Le Soudan prêche la voie du consensus pour arriver à une transition démocratique
D’une manière générale, la présente crise politique au Soudan a provoqué des « reculs extrêmement inquiétants en matière de droits de l’homme ». Dans ces conditions, Mme Bachelet souligne l’urgence de rétablir une administration civile centrée sur la démocratie et l’État de droit.
« Mais pour qu’un règlement politique tienne durablement, il doit être centré sur le respect des droits de l’homme et la reddition des comptes », a conclu Mme Bachelet, relevant que cette « demande fondamentale du peuple soudanais ne doit pas rester lettre morte ».

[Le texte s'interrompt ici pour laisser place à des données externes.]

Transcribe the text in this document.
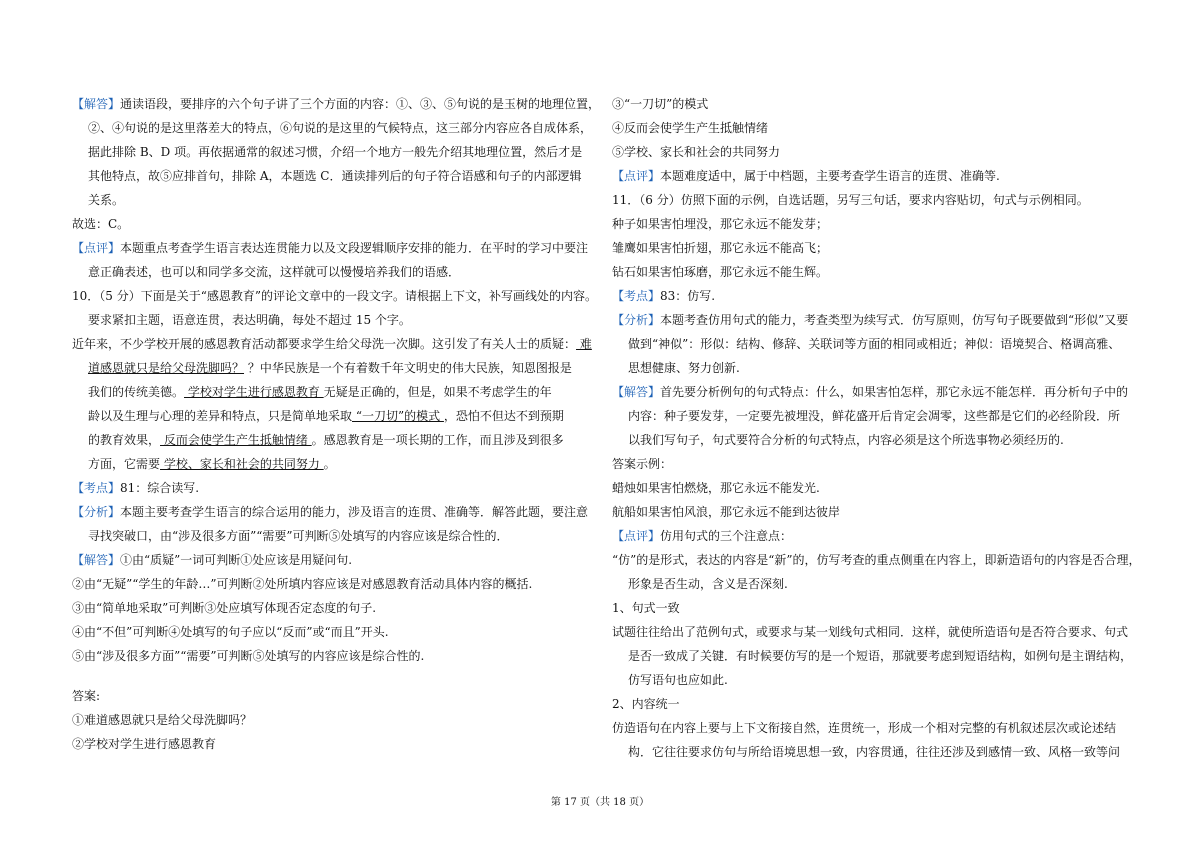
【解答】通读语段，要排序的六个句子讲了三个方面的内容：①、③、⑤句说的是玉树的地理位置，
②、④句说的是这里落差大的特点，⑥句说的是这里的气候特点，这三部分内容应各自成体系，
据此排除 B、D 项。再依据通常的叙述习惯，介绍一个地方一般先介绍其地理位置，然后才是
其他特点，故⑤应排首句，排除 A，本题选 C．通读排列后的句子符合语感和句子的内部逻辑
关系。
故选：C。
【点评】本题重点考查学生语言表达连贯能力以及文段逻辑顺序安排的能力．在平时的学习中要注
意正确表述，也可以和同学多交流，这样就可以慢慢培养我们的语感．
10．（5 分）下面是关于“感恩教育”的评论文章中的一段文字。请根据上下文，补写画线处的内容。
要求紧扣主题，语意连贯，表达明确，每处不超过 15 个字。
近年来，不少学校开展的感恩教育活动都要求学生给父母洗一次脚。这引发了有关人士的质疑： 难
道感恩就只是给父母洗脚吗？ ？中华民族是一个有着数千年文明史的伟大民族，知恩图报是
我们的传统美德。 学校对学生进行感恩教育 无疑是正确的，但是，如果不考虑学生的年
龄以及生理与心理的差异和特点，只是简单地采取 “一刀切”的模式 ，恐怕不但达不到预期
的教育效果， 反而会使学生产生抵触情绪 。感恩教育是一项长期的工作，而且涉及到很多
方面，它需要 学校、家长和社会的共同努力 。
【考点】81：综合读写.
【分析】本题主要考查学生语言的综合运用的能力，涉及语言的连贯、准确等．解答此题，要注意
寻找突破口，由“涉及很多方面”“需要”可判断⑤处填写的内容应该是综合性的．
【解答】①由“质疑”一词可判断①处应该是用疑问句.
②由“无疑”“学生的年龄…”可判断②处所填内容应该是对感恩教育活动具体内容的概括.
③由“简单地采取”可判断③处应填写体现否定态度的句子.
④由“不但”可判断④处填写的句子应以“反而”或“而且”开头.
⑤由“涉及很多方面”“需要”可判断⑤处填写的内容应该是综合性的.
答案:
①难道感恩就只是给父母洗脚吗？
②学校对学生进行感恩教育
③“一刀切”的模式
④反而会使学生产生抵触情绪
⑤学校、家长和社会的共同努力
【点评】本题难度适中，属于中档题，主要考查学生语言的连贯、准确等.
11．（6 分）仿照下面的示例，自选话题，另写三句话，要求内容贴切，句式与示例相同。
种子如果害怕埋没，那它永远不能发芽；
雏鹰如果害怕折翅，那它永远不能高飞；
钻石如果害怕琢磨，那它永远不能生辉。
【考点】83：仿写.
【分析】本题考查仿用句式的能力，考查类型为续写式．仿写原则，仿写句子既要做到“形似”又要
做到“神似”：形似：结构、修辞、关联词等方面的相同或相近；神似：语境契合、格调高雅、
思想健康、努力创新.
【解答】首先要分析例句的句式特点：什么，如果害怕怎样，那它永远不能怎样．再分析句子中的
内容：种子要发芽，一定要先被埋没，鲜花盛开后肯定会凋零，这些都是它们的必经阶段．所
以我们写句子，句式要符合分析的句式特点，内容必须是这个所选事物必须经历的.
答案示例：
蜡烛如果害怕燃烧，那它永远不能发光.
航船如果害怕风浪，那它永远不能到达彼岸
【点评】仿用句式的三个注意点：
“仿”的是形式，表达的内容是“新”的，仿写考查的重点侧重在内容上，即新造语句的内容是否合理，
形象是否生动，含义是否深刻.
1、句式一致
试题往往给出了范例句式，或要求与某一划线句式相同．这样，就使所造语句是否符合要求、句式
是否一致成了关键．有时候要仿写的是一个短语，那就要考虑到短语结构，如例句是主谓结构，
仿写语句也应如此.
2、内容统一
仿造语句在内容上要与上下文衔接自然，连贯统一，形成一个相对完整的有机叙述层次或论述结
构．它往往要求仿句与所给语境思想一致，内容贯通，往往还涉及到感情一致、风格一致等问
第 17 页（共 18 页）
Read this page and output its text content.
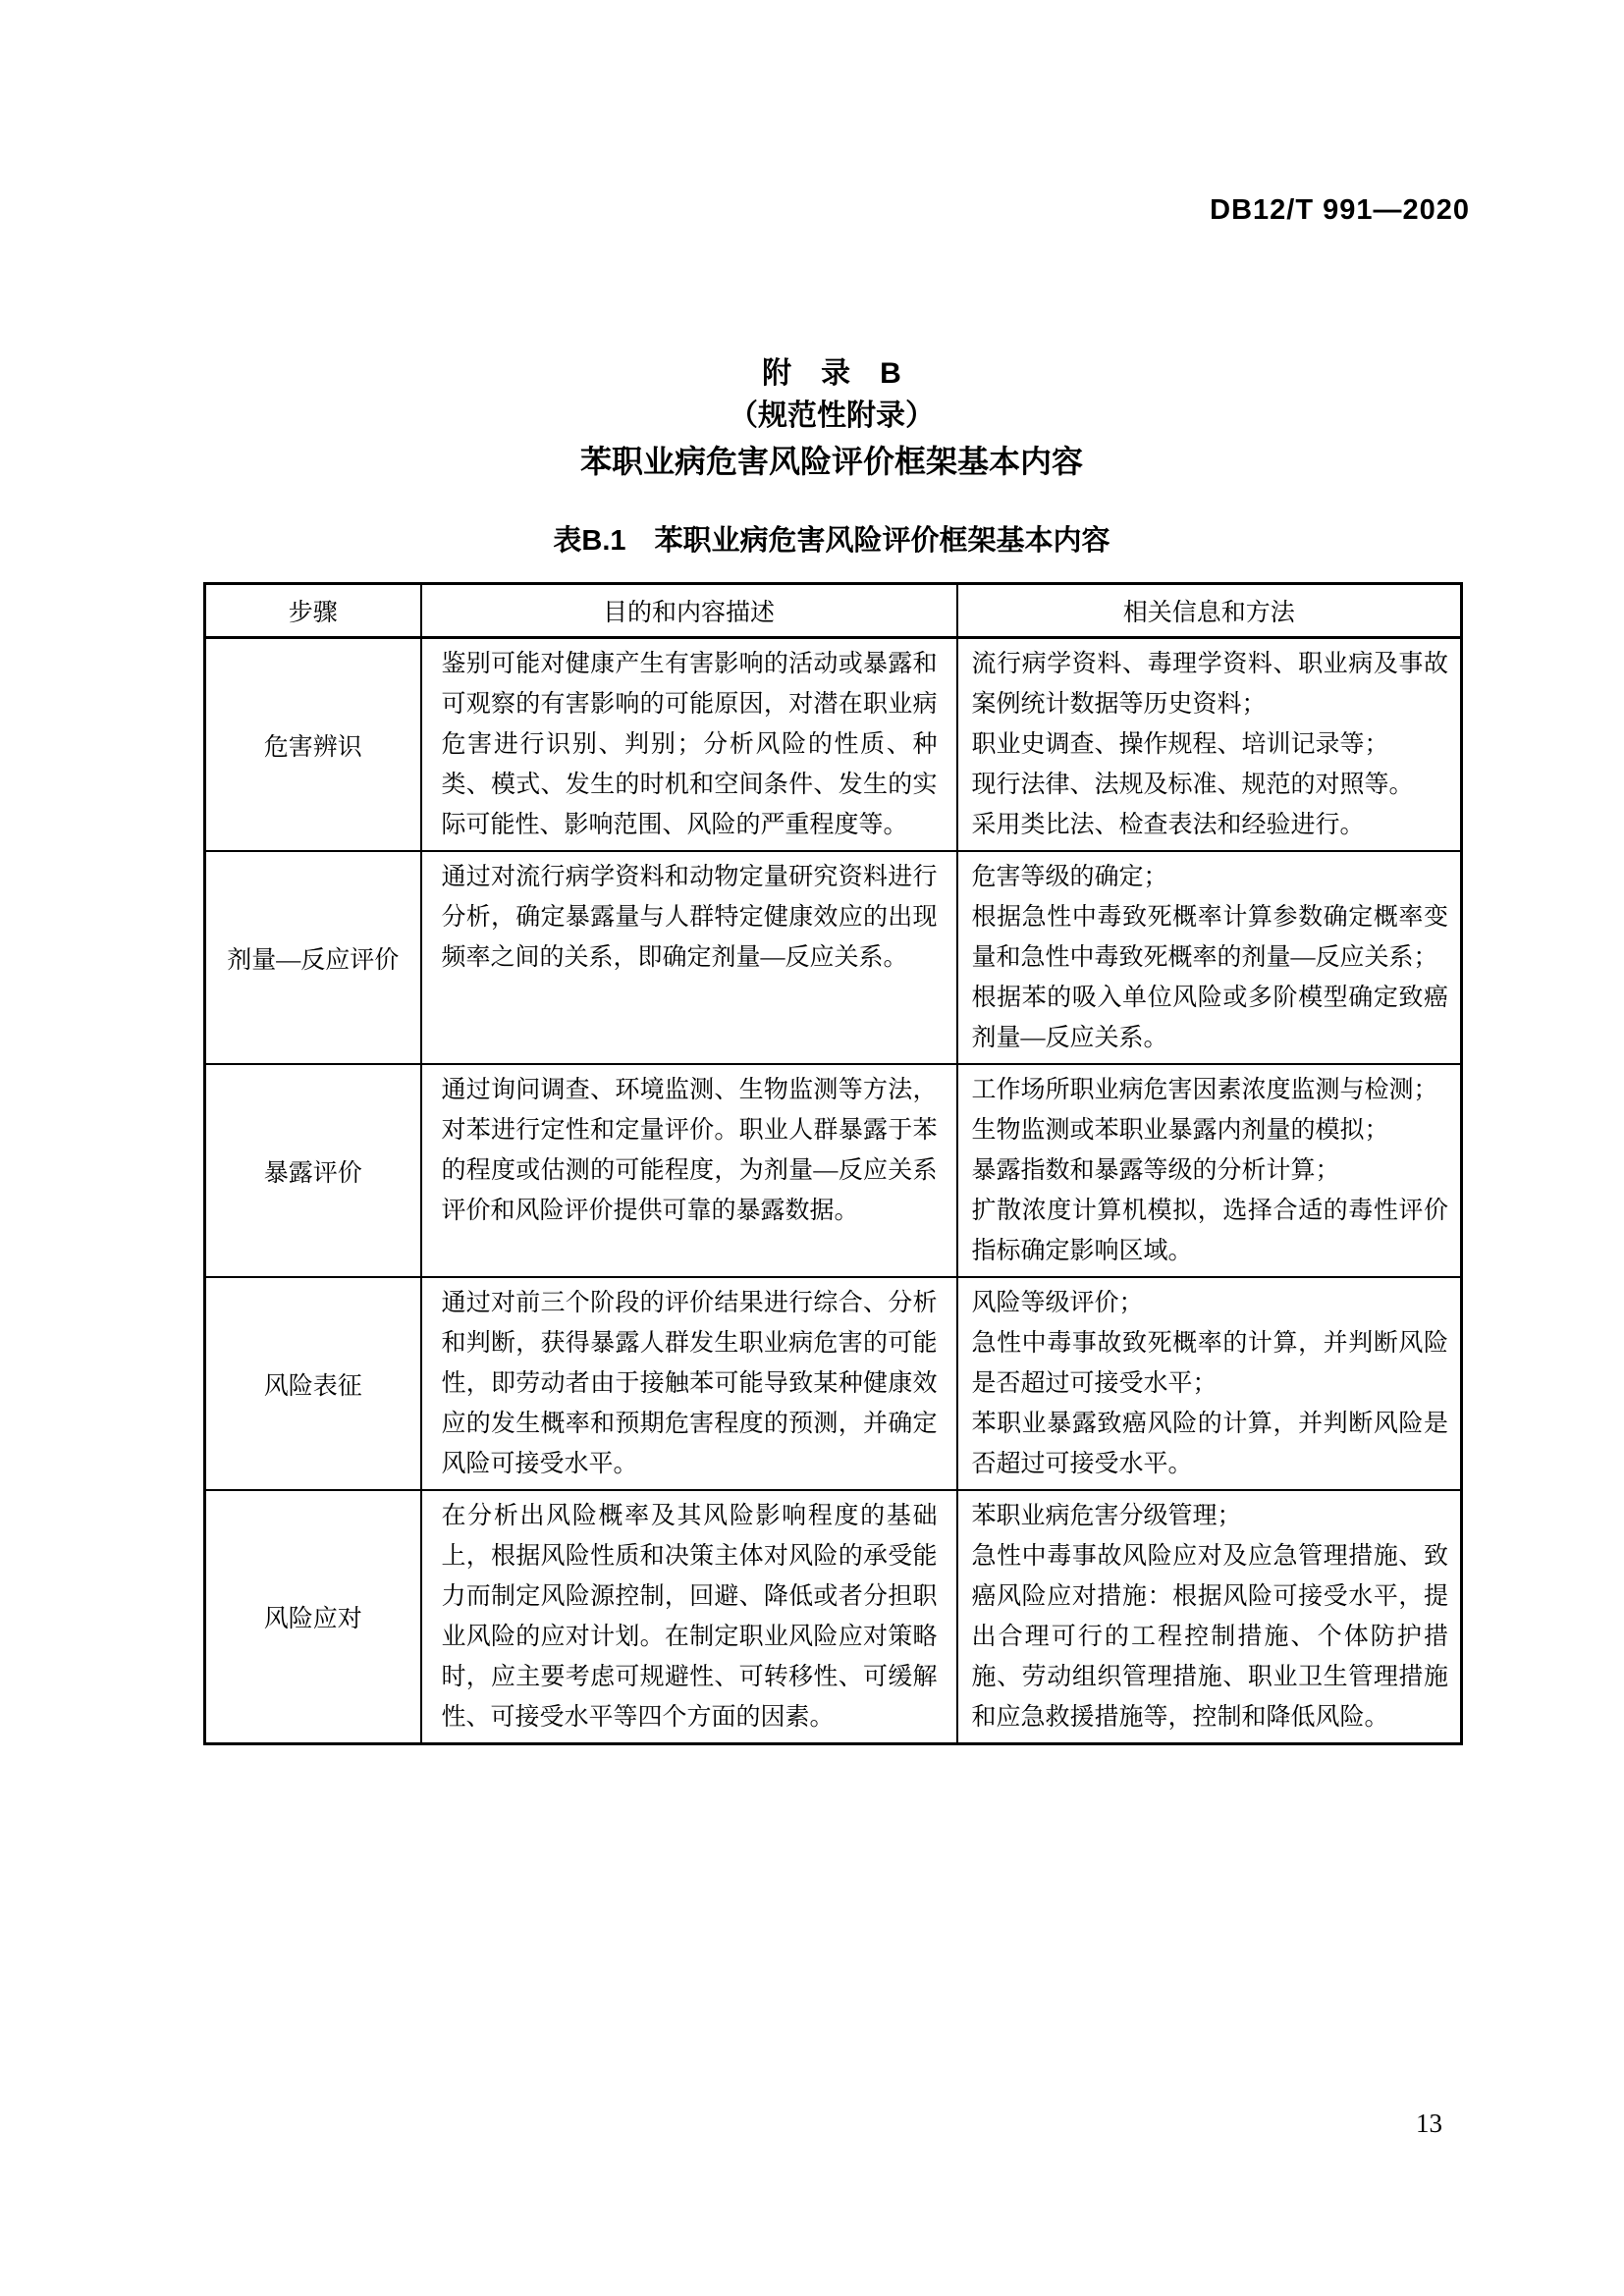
DB12/T 991—2020
附　录　B
（规范性附录）
苯职业病危害风险评价框架基本内容
表B.1　苯职业病危害风险评价框架基本内容
步骤	目的和内容描述	相关信息和方法
危害辨识	鉴别可能对健康产生有害影响的活动或暴露和可观察的有害影响的可能原因，对潜在职业病危害进行识别、判别；分析风险的性质、种类、模式、发生的时机和空间条件、发生的实际可能性、影响范围、风险的严重程度等。	流行病学资料、毒理学资料、职业病及事故案例统计数据等历史资料；
职业史调查、操作规程、培训记录等；
现行法律、法规及标准、规范的对照等。
采用类比法、检查表法和经验进行。

剂量—反应评价	通过对流行病学资料和动物定量研究资料进行分析，确定暴露量与人群特定健康效应的出现频率之间的关系，即确定剂量—反应关系。	危害等级的确定；
根据急性中毒致死概率计算参数确定概率变量和急性中毒致死概率的剂量—反应关系；
根据苯的吸入单位风险或多阶模型确定致癌剂量—反应关系。

暴露评价	通过询问调查、环境监测、生物监测等方法，对苯进行定性和定量评价。职业人群暴露于苯的程度或估测的可能程度，为剂量—反应关系评价和风险评价提供可靠的暴露数据。	工作场所职业病危害因素浓度监测与检测；
生物监测或苯职业暴露内剂量的模拟；
暴露指数和暴露等级的分析计算；
扩散浓度计算机模拟，选择合适的毒性评价指标确定影响区域。

风险表征	通过对前三个阶段的评价结果进行综合、分析和判断，获得暴露人群发生职业病危害的可能性，即劳动者由于接触苯可能导致某种健康效应的发生概率和预期危害程度的预测，并确定风险可接受水平。	风险等级评价；
急性中毒事故致死概率的计算，并判断风险是否超过可接受水平；
苯职业暴露致癌风险的计算，并判断风险是否超过可接受水平。

风险应对	在分析出风险概率及其风险影响程度的基础上，根据风险性质和决策主体对风险的承受能力而制定风险源控制，回避、降低或者分担职业风险的应对计划。在制定职业风险应对策略时，应主要考虑可规避性、可转移性、可缓解性、可接受水平等四个方面的因素。	苯职业病危害分级管理；
急性中毒事故风险应对及应急管理措施、致癌风险应对措施：根据风险可接受水平，提出合理可行的工程控制措施、个体防护措施、劳动组织管理措施、职业卫生管理措施和应急救援措施等，控制和降低风险。
13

Face à ce sombre tableau décrit par l’ONU, la délégation soudanaise a réitéré sa volonté d’enquêter sur toutes les allégations de violations des droits humains. De plus, « tous les détenus politiques ont été libérés à l’exception de ceux recherchés dans les affaires pénales en cours d’instruction », a affirmé le ministre de la Justice par intérim, Mohamed Saeed Al-Hillo.
Plus globalement, Khartoum a réaffirmé son attachement à la transition démocratique et entend y parvenir par « un dialogue continu avec toutes les forces politiques ». L’objectif est de parvenir à un consensus qui conduise à la tenue d’élections libres et équitables à la fin de la période de transition. A ce sujet, le Soudan accueille favorablement « toutes les initiatives internationales qui renforcent la possibilité de parvenir à un consensus national ».